マイクロソフトが「ワード」を初期搭載するよう日本のパソコンメーカーに働きかけたことで、一太郎は急速にシェア(占有率)を落としていった。
各メーカーのパソコンには、世界標準となったOS「ウィンドウズ」が搭載されている。ワードの搭載を拒んだら、ウィンドウズを供給してもらえなくなるのではないか――。基幹ソフトを握るマイクロソフトの意向にメーカーが逆らうのは難しい状況だった。
「OSがないとパソコンが動かないから、マイクロソフトはメーカーに対してどんな条件でものませることができる。OSを持っているというのはそういうことだ」。一太郎を開発したジャストシステム創業者の浮川初子は述懐する。
「マイクロソフトのやり方は不合理だ」と思ったが、打つ手がない。夫の浮川和宣は「会社存亡の危機になるかもしれない」と強い危機感を覚えたという。
その後、事態は和宣が危惧した通りの展開をたどる。「抱き合わせ」でワードは一気にシェアを伸ばし、1997年度には5割超を占めて一太郎から首位の座を奪った。主力の一太郎のシェア低下により、ジャストシステムの売り上げは激しく落ち込んだ。

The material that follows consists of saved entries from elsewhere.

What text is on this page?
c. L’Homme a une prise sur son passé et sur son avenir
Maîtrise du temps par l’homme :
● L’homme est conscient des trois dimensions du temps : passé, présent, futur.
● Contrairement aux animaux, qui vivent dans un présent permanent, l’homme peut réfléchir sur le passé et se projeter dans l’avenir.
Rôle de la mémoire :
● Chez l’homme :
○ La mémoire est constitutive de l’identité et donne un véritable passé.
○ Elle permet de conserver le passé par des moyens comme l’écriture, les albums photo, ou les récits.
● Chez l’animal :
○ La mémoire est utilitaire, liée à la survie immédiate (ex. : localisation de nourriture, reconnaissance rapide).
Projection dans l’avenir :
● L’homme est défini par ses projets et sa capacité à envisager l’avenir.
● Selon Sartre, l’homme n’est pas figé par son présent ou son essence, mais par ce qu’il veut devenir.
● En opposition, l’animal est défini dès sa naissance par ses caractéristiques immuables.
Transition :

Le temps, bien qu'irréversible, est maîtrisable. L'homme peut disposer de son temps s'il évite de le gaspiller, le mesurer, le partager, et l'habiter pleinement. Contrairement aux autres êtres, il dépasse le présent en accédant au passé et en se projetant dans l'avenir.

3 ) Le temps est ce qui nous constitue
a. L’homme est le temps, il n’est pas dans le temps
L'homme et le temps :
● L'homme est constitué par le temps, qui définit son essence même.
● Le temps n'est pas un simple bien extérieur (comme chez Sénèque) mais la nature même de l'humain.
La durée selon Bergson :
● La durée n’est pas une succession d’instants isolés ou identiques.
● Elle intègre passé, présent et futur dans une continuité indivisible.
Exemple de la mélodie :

「数字の落ち方が尋常でなかった。予想を上回る落ち込みが毎年続いた」(初子)。ジャストシステムは98年3月期決算で赤字に転落。営業の最前線でマイクロソフトと戦っていた加藤は「OSもソフトも全て食い尽くしてしまう。マイクロソフトは『狩猟民族』そのものだ」と感じたという。

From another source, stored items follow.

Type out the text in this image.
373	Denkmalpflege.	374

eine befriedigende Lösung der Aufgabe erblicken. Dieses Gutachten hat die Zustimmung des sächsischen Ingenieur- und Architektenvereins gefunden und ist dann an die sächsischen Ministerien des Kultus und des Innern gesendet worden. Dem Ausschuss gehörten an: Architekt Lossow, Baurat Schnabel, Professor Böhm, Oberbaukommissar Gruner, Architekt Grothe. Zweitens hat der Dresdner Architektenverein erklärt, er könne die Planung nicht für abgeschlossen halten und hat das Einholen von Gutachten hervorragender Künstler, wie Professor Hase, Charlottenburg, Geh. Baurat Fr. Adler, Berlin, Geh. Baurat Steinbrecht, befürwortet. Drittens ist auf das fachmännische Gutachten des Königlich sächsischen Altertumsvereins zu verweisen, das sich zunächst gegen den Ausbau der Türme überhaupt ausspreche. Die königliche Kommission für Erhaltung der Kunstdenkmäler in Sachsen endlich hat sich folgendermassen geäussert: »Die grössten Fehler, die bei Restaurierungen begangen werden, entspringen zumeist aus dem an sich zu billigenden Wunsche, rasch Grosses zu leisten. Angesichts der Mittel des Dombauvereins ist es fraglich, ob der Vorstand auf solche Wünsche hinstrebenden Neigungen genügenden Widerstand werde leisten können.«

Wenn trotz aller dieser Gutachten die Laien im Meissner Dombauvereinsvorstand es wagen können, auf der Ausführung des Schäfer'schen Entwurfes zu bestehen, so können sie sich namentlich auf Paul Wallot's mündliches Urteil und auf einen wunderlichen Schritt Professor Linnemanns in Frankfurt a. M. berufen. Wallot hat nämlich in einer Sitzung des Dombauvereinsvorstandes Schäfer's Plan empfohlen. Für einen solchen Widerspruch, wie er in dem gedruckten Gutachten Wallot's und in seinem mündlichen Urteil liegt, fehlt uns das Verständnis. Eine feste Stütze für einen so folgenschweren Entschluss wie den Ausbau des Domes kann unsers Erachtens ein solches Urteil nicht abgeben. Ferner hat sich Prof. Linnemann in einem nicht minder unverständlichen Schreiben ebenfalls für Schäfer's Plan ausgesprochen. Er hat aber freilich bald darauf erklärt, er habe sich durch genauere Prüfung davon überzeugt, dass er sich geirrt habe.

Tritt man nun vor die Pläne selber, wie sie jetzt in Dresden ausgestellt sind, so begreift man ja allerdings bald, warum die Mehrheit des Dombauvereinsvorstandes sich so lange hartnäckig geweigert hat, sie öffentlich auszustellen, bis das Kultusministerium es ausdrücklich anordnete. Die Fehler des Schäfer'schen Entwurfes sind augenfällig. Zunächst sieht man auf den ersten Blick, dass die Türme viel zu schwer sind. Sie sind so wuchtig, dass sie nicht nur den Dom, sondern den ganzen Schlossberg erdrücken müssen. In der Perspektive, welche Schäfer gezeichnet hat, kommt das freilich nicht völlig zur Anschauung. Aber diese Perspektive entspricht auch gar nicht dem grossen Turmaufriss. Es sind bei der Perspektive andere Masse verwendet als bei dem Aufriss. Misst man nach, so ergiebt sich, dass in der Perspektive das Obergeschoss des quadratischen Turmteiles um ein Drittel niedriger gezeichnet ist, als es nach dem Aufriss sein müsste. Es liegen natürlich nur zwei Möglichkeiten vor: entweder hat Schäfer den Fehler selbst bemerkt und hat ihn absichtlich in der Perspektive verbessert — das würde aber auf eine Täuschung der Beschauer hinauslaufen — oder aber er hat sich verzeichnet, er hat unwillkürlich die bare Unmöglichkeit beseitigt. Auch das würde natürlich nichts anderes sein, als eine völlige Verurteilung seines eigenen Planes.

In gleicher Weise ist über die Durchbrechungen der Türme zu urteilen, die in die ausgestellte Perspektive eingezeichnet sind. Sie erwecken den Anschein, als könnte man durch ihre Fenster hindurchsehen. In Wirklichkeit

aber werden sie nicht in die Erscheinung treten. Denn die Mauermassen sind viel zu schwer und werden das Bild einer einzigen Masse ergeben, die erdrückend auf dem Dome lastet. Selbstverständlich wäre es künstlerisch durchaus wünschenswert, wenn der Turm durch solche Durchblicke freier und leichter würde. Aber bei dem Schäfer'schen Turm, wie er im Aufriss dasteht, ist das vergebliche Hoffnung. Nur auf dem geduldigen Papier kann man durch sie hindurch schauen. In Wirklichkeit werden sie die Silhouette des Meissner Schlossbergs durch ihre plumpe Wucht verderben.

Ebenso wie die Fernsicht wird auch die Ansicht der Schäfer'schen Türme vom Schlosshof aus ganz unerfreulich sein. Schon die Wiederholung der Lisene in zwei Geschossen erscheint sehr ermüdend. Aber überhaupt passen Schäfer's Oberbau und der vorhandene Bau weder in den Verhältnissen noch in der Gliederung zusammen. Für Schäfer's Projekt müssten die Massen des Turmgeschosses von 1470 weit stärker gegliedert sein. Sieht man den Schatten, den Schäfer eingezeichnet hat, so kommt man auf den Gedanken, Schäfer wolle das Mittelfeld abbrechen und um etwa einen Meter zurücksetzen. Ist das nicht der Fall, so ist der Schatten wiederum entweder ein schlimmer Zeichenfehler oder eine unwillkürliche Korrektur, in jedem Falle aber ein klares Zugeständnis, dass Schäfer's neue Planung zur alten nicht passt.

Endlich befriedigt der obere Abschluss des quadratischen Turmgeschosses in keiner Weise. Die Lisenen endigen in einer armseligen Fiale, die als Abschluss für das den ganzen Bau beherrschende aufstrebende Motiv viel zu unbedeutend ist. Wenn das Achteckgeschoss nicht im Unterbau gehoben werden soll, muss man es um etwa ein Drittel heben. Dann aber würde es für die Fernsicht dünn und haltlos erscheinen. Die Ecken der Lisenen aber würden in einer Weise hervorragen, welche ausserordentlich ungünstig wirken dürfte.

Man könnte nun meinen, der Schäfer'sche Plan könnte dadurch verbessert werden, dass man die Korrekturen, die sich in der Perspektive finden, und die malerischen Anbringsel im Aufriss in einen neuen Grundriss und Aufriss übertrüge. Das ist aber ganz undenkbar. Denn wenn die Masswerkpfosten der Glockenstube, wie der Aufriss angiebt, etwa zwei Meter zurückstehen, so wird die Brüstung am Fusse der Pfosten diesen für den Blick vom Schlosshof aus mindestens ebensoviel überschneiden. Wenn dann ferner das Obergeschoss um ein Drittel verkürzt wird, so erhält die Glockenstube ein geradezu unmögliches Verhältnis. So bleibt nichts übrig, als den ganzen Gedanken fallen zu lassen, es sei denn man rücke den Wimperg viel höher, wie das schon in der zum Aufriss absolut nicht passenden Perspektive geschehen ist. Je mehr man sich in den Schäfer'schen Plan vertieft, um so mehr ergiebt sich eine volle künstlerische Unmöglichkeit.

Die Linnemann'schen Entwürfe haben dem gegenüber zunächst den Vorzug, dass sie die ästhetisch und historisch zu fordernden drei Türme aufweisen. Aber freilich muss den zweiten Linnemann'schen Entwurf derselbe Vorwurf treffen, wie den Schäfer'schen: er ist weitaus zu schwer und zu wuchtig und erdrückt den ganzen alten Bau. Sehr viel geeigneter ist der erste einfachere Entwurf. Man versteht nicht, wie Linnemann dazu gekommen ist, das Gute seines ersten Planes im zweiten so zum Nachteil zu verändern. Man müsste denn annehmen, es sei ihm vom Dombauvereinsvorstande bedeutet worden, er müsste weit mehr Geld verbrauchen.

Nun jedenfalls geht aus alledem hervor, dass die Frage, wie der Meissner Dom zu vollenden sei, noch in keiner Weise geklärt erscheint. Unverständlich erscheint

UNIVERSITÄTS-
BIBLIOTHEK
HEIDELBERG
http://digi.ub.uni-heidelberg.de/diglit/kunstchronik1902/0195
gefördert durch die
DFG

一方、公正取引委員会はマイクロソフトの行為に問題があるとみて動いていた。98年1月には独占禁止法違反容疑でマイクロソフト日本法人に立ち入り検査を実施。同年11月には、マイクロソフトがエクセルとワードを不当に抱き合わせて販売したとして、独禁法違反で排除勧告を出した。
ただ、一太郎が失ったシェアが戻るわけではない。「公取委の結論が出たのはもう勝負がついた後。遅すぎた」。和宣は当局の動きの鈍さに今も不満を抱く。
公取委の現役幹部は「いったんワードが普及してしまうと、そこから一太郎がひっくり返すのは難しい。もっと早く対応すべきだった」と話す。
OSを持つ者の強大な力と、持たざる者の悲哀。動きの鈍い独禁当局。日本を代表する国産ソフトの凋落(ちょうらく)は、「デジタル敗戦」を喫した日本に様々な教訓を与えている。